As a reminder, the Bush tax cuts — which reduced individual tax rates while also cutting the long-term capital gain rate from 20% to 15% and the top tax on qualified dividends from 39.6% from 15% — are set to expire at the end of 2012. This isn’t unchartered territory; President Obama was faced with a similar situation in late 2010, when the tax cuts were originally slated to expire.
At that time, the president opposed an extension of the cuts, but only for those earning more than $250,000.[i]The lower rates would remain in effect for those below that threshold. The Democratic party was not united on this front, however, as many officials were facing re-election, and were loathe to anger some of their more influential constituents by approving a tax increase on the wealthy.

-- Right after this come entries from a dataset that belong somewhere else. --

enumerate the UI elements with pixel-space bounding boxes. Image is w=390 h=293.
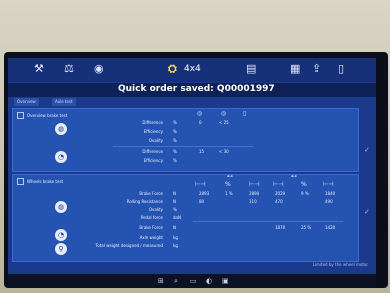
check-icon: ✓ <box>364 146 370 154</box>
tab-axle-test[interactable]: Axle test <box>52 98 76 106</box>
row-value: < 25 <box>219 120 229 125</box>
overview-panel: Overview brake test ◎ ◎ ▯ ◍ ◔ Difference… <box>12 108 359 172</box>
right-wheel-icon: ⊢⊣ <box>323 181 334 188</box>
page-title: Quick order saved: Q00001997 <box>118 84 275 94</box>
row-label: Total weight designed / measured <box>95 243 163 248</box>
tab-overview[interactable]: Overview <box>14 98 39 106</box>
cell-value: 470 <box>275 199 283 204</box>
gauge-wheel-icon: ◔ <box>55 229 67 241</box>
tablet-icon: ▯ <box>243 110 247 117</box>
cell-value: 1870 <box>275 225 286 230</box>
row-label: Pedal force <box>140 215 163 220</box>
axle-front-icon: ⊷ <box>227 173 233 180</box>
row-value: < 30 <box>219 149 229 154</box>
row-label: Rolling Resistance <box>126 199 163 204</box>
left-wheel-icon: ⊢⊣ <box>195 181 206 188</box>
title-bar: Quick order saved: Q00001997 <box>8 83 376 97</box>
row-value: 15 <box>199 149 205 154</box>
dial-icon[interactable]: ◉ <box>94 62 104 76</box>
row-label: Brake Force <box>139 225 163 230</box>
search-icon[interactable]: ⌕ <box>174 277 178 286</box>
cell-value: 490 <box>325 199 333 204</box>
cell-value: 80 <box>199 199 205 204</box>
wheels-checkbox[interactable] <box>17 178 24 185</box>
row-unit: kg <box>173 243 178 248</box>
row-unit: % <box>173 129 177 134</box>
toolbar: ⚒ ⚖ ◉ ⛭ 4x4 ▤ ▦ ⇪ ▯ <box>8 58 376 82</box>
wheels-label: Wheels brake test <box>27 179 64 184</box>
tab-strip: Overview Axle test <box>8 98 376 106</box>
cell-value: 1 % <box>225 191 233 196</box>
row-label: Difference <box>142 120 163 125</box>
export-icon[interactable]: ⇪ <box>312 62 321 76</box>
row-unit: % <box>173 158 177 163</box>
device-icon[interactable]: ▯ <box>338 62 344 76</box>
report-icon[interactable]: ▦ <box>290 62 300 76</box>
tool-icon[interactable]: ⚒ <box>34 62 44 76</box>
row-label: Efficiency <box>143 129 163 134</box>
wheels-panel: Wheels brake test ⊷ ⊷ ⊢⊣ % ⊢⊣ ⊢⊣ % ⊢⊣ ◍ … <box>12 173 359 262</box>
left-wheel-icon: ⊢⊣ <box>273 181 284 188</box>
cell-value: 2893 <box>199 191 210 196</box>
row-unit: % <box>173 138 177 143</box>
row-label: Ovality <box>148 207 163 212</box>
row-value: 0 <box>199 120 202 125</box>
row-label: Brake Force <box>139 191 163 196</box>
browser-icon[interactable]: ◐ <box>206 277 212 285</box>
vehicle-icon[interactable]: ⛭ <box>168 62 177 76</box>
gauge-wheel-icon: ◔ <box>55 151 67 163</box>
row-label: Axle weight <box>139 235 163 240</box>
cell-value: 9 % <box>301 191 309 196</box>
cell-value: 2029 <box>275 191 286 196</box>
brake-wheel-icon: ◍ <box>55 123 67 135</box>
cell-value: 1420 <box>325 225 336 230</box>
row-unit: % <box>173 207 177 212</box>
check-icon: ✓ <box>364 208 370 216</box>
row-label: Ovality <box>148 138 163 143</box>
row-unit: N <box>173 225 176 230</box>
right-wheel-icon: ⊢⊣ <box>249 181 260 188</box>
row-label: Efficiency <box>143 158 163 163</box>
row-unit: daN <box>173 215 181 220</box>
percent-icon: % <box>301 181 307 188</box>
footer-note: Limited by the wheel motor <box>312 262 368 267</box>
row-unit: kg <box>173 235 178 240</box>
percent-icon: % <box>225 181 231 188</box>
divider <box>193 221 343 222</box>
app-icon[interactable]: ▣ <box>222 277 229 285</box>
wheel-left-icon: ◎ <box>197 110 203 117</box>
row-unit: % <box>173 120 177 125</box>
divider <box>113 146 253 147</box>
pedal-icon: ⚲ <box>55 243 67 255</box>
cell-value: 1840 <box>325 191 336 196</box>
app-screen: ⚒ ⚖ ◉ ⛭ 4x4 ▤ ▦ ⇪ ▯ Quick order saved: Q… <box>8 58 376 274</box>
cell-value: 110 <box>249 199 257 204</box>
cell-value: 2890 <box>249 191 260 196</box>
start-icon[interactable]: ⊞ <box>158 277 164 285</box>
badge-4x4: 4x4 <box>184 64 201 74</box>
cell-value: 25 % <box>301 225 312 230</box>
row-unit: N <box>173 199 176 204</box>
printer-icon[interactable]: ▤ <box>246 62 256 76</box>
brake-wheel-icon: ◍ <box>55 201 67 213</box>
row-label: Difference <box>142 149 163 154</box>
row-unit: N <box>173 191 176 196</box>
wheel-right-icon: ◎ <box>221 110 227 117</box>
overview-label: Overview brake test <box>27 113 68 118</box>
taskbar: ⊞ ⌕ ▭ ◐ ▣ <box>8 274 376 288</box>
folder-icon[interactable]: ▭ <box>190 277 197 285</box>
axle-rear-icon: ⊷ <box>291 173 297 180</box>
overview-checkbox[interactable] <box>17 112 24 119</box>
scale-icon[interactable]: ⚖ <box>64 62 74 76</box>
row-unit: % <box>173 149 177 154</box>
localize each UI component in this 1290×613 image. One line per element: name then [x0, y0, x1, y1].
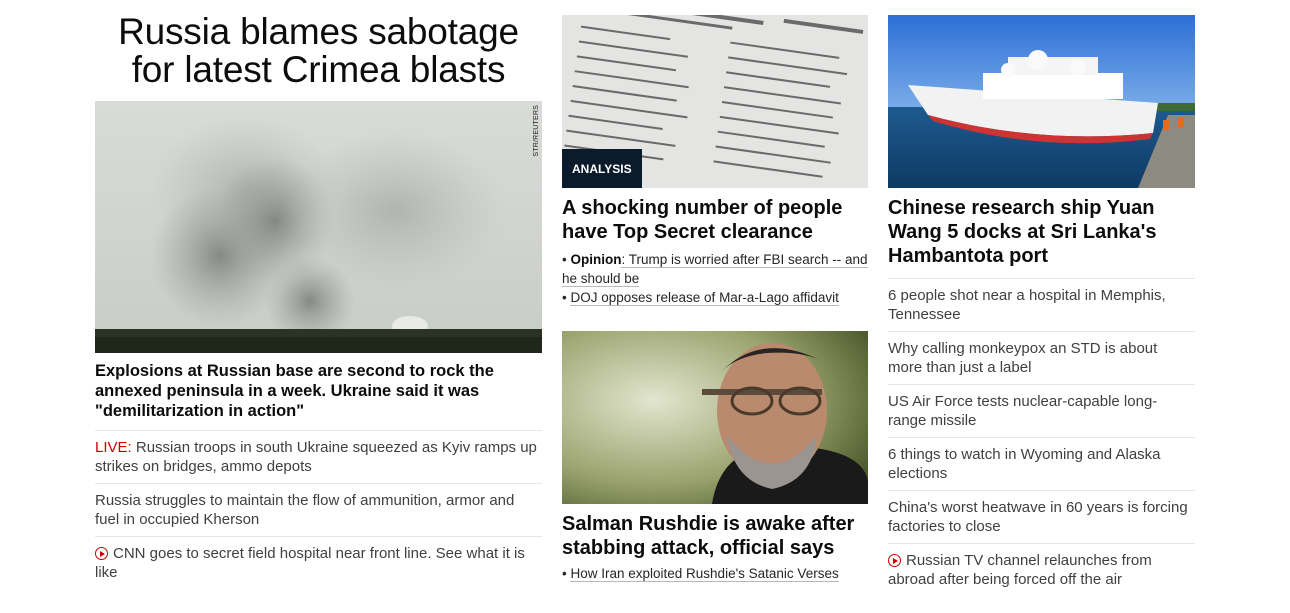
link-text: US Air Force tests nuclear-capable long-…	[888, 393, 1158, 429]
right-column: Chinese research ship Yuan Wang 5 docks …	[888, 0, 1195, 596]
rushdie-image[interactable]	[562, 331, 868, 504]
story-headline[interactable]: A shocking number of people have Top Sec…	[562, 196, 868, 244]
list-item[interactable]: Why calling monkeypox an STD is about mo…	[888, 331, 1195, 384]
list-item[interactable]: Russian TV channel relaunches from abroa…	[888, 543, 1195, 596]
link-text: Russian TV channel relaunches from abroa…	[888, 552, 1152, 588]
list-item[interactable]: 6 things to watch in Wyoming and Alaska …	[888, 437, 1195, 490]
link-text: 6 people shot near a hospital in Memphis…	[888, 287, 1166, 323]
sub-link[interactable]: • DOJ opposes release of Mar-a-Lago affi…	[562, 288, 868, 307]
hero-lead[interactable]: Explosions at Russian base are second to…	[95, 361, 542, 421]
list-item[interactable]: 6 people shot near a hospital in Memphis…	[888, 278, 1195, 331]
play-icon	[888, 554, 901, 567]
hero-title[interactable]: Russia blames sabotage for latest Crimea…	[95, 13, 542, 89]
opinion-label: Opinion	[570, 252, 622, 267]
analysis-badge: ANALYSIS	[562, 149, 642, 188]
link-text: Why calling monkeypox an STD is about mo…	[888, 340, 1158, 376]
link-text: CNN goes to secret field hospital near f…	[95, 545, 525, 581]
live-label: LIVE:	[95, 439, 132, 456]
list-item[interactable]: US Air Force tests nuclear-capable long-…	[888, 384, 1195, 437]
sub-link[interactable]: • How Iran exploited Rushdie's Satanic V…	[562, 564, 868, 583]
middle-column: ANALYSIS A shocking number of people hav…	[562, 0, 868, 583]
list-item[interactable]: Russia struggles to maintain the flow of…	[95, 483, 542, 536]
image-credit: STR/REUTERS	[533, 105, 540, 157]
link-text: Russian troops in south Ukraine squeezed…	[95, 439, 537, 475]
list-item[interactable]: China's worst heatwave in 60 years is fo…	[888, 490, 1195, 543]
link-text: China's worst heatwave in 60 years is fo…	[888, 499, 1188, 535]
hero-image[interactable]: STR/REUTERS	[95, 101, 542, 353]
link-text: 6 things to watch in Wyoming and Alaska …	[888, 446, 1161, 482]
hero-column: Russia blames sabotage for latest Crimea…	[95, 0, 542, 589]
list-item[interactable]: LIVE: Russian troops in south Ukraine sq…	[95, 430, 542, 483]
ship-image[interactable]	[888, 15, 1195, 188]
link-text: Russia struggles to maintain the flow of…	[95, 492, 515, 528]
play-icon	[95, 547, 108, 560]
sub-link-text: DOJ opposes release of Mar-a-Lago affida…	[570, 290, 839, 306]
document-image[interactable]: ANALYSIS	[562, 15, 868, 188]
list-item[interactable]: CNN goes to secret field hospital near f…	[95, 536, 542, 589]
sub-link[interactable]: • Opinion: Trump is worried after FBI se…	[562, 250, 868, 288]
sub-link-text: How Iran exploited Rushdie's Satanic Ver…	[570, 566, 839, 582]
story-headline[interactable]: Chinese research ship Yuan Wang 5 docks …	[888, 196, 1195, 268]
story-headline[interactable]: Salman Rushdie is awake after stabbing a…	[562, 512, 868, 560]
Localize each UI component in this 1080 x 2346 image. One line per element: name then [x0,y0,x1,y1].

The Democrats chose not to push the issue prior to the elections, and by the time the smoke had cleared in November, they had lost their House majority. A stalemate ensued, and rather than risk the Bush tax cuts expiring for all taxpayers, the president agreed to extend the cuts through 2012.
It has widely been accepted that any vote on the Bush tax cuts would have to wait until after the November election. That may not be the case, however. From Bloomberg:
Senate Democrats are considering a debate on ending the George W. Bush-era tax cuts for top earners before the November election because they think they’re in a stronger position than in 2010, Senator Charles Schumer said. That is one of the things we’re looking at very carefully,” Schumer told reporters Feb. 28. “I think that the public is on our side.”
Democrats believe allowing the cuts to expire for those earning more than $250,000 is a matter of fairness; Republicans, to the contrary, argue that raising the top rates would harm small business owners. Many businesses are operated as S corporations and partnerships, where the taxable income is not taxed at the entity level, but rather at the individual level at the owners’ tax rates. If the individual tax rate rises, so does the owner’s “business” tax obligation.
With Senate Democrats defending 23 seats this November, it may be in the best interest of those anticipating heated elections to pursue a vote on the cuts sooner rather than later:
Democrats in competitive races, such as [Senator Claire] McCaskill, said they would welcome the chance to vote on extending tax cuts only for the middle class. “It’s a great idea,” she said in a March 1 interview. “It’s important that the people in my state know whose side I’m on.”
I’m still fairly certain that the fate of the Bush tax cuts won’t ultimately be determined until a lame duck session at the end of 2012, but this discussion gives me at least a glimmer of hope that we won’t be left with hanging without 2013 tax rates until the wee hours of New Years Eve.
[i] Essentially, for those taxpayers, the top individual rates would revert back to 36% and 39.6% from the current rates of 33% and 35%.